Using the module API, it is possible to define more complex function and data types: inline functions, macros, etc. However, the resulting C code will be cumbersome and hard to read. Therefore, we recommend that you limit the module code which creates functions and data structures to the absolute minimum, and leave the rest for a Lisp package that will accompany your module, because doing these additional tasks in Lisp is much easier, and will produce a much more readable code. For example, given a module function module-func defined as above, one way of making a macro module-macro based on it is with the following simple Lisp wrapper:

(defmacro module-macro (&rest args)
  "Documentation string for the macro."
  (module-func args))

The Lisp package which goes with your module could then load the module using the load primitive (see Emacs Dynamic Modules) when the package is loaded into Emacs.

By default, module functions created by make_function are not interactive. To make them interactive, you can use the following function.

Function: void make_interactive (emacs_env *env, emacs_value function, emacs_value spec)

This function, which is available since Emacs 28, makes the function function interactive using the interactive specification spec. Emacs interprets spec like the argument to the interactive form. Using interactive, and see Code Characters for interactive. function must be an Emacs module function returned by make_function.

Note that there is no native module support for retrieving the interactive specification of a module function. Use the function interactive-form for that. Using interactive.
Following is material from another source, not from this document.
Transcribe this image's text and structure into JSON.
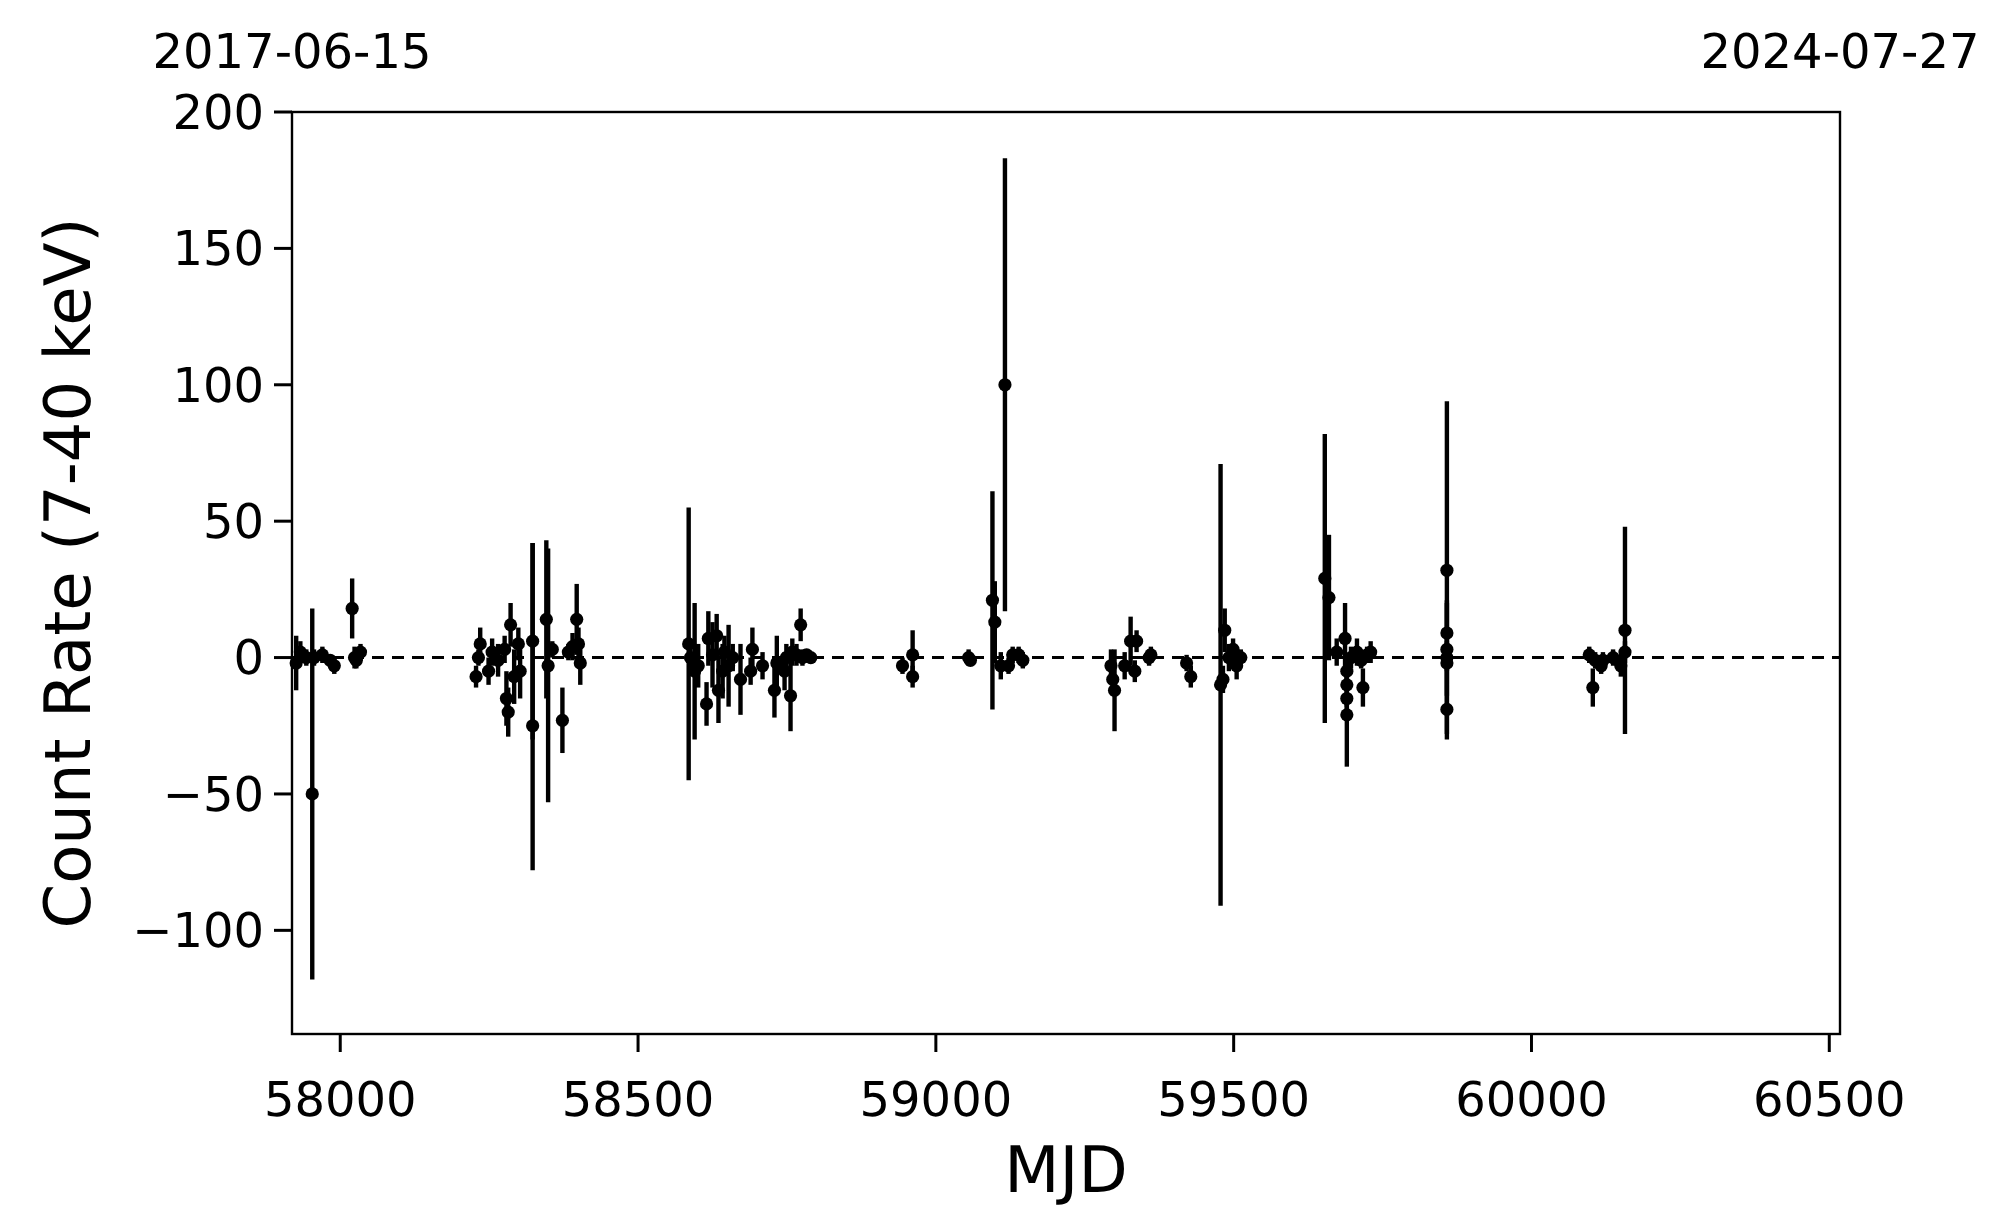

It is not possible to make a module function non-interactive once you have made it interactive using make_interactive.

If you want to run some code when a module function object (i.e., an object returned by make_function) is garbage-collected, you can install a function finalizer. Function finalizers are available since Emacs 28. For example, if you have passed some heap-allocated structure to the data argument of make_function, you can use the finalizer to deallocate the structure. See (libc)Basic Allocation, and see (libc)Freeing after Malloc. The finalizer function has the following signature:

void finalizer (void *data)

Here, data receives the value passed to data when calling make_function. Note that the finalizer can’t interact with Emacs in any way.

Directly after calling make_function, the newly-created function doesn’t have a finalizer. Use set_function_finalizer to add one, if desired.

Function: void emacs_finalizer (void *ptr)

The header emacs-module.h provides the type emacs_finalizer as a type alias for an Emacs finalizer function.

Function: emacs_finalizer get_function_finalizer (emacs_env *env, emacs_value arg)

This function, which is available since Emacs 28, returns the function finalizer associated with the module function represented by arg. arg must refer to a module function, that is, an object returned by make_function. If no finalizer is associated with the function, NULL is returned.

Function: void set_function_finalizer (emacs_env *env, emacs_value arg, emacs_finalizer fin)

This function, which is available since Emacs 28, sets the function finalizer associated with the module function represented by arg to fin. arg must refer to a module function, that is, an object returned by make_function. fin can either be NULL to clear arg’s function finalizer, or a pointer to a function to be called when the object represented by arg is garbage-collected. At most one function finalizer can be set per function; if arg already has a finalizer, it is replaced by fin.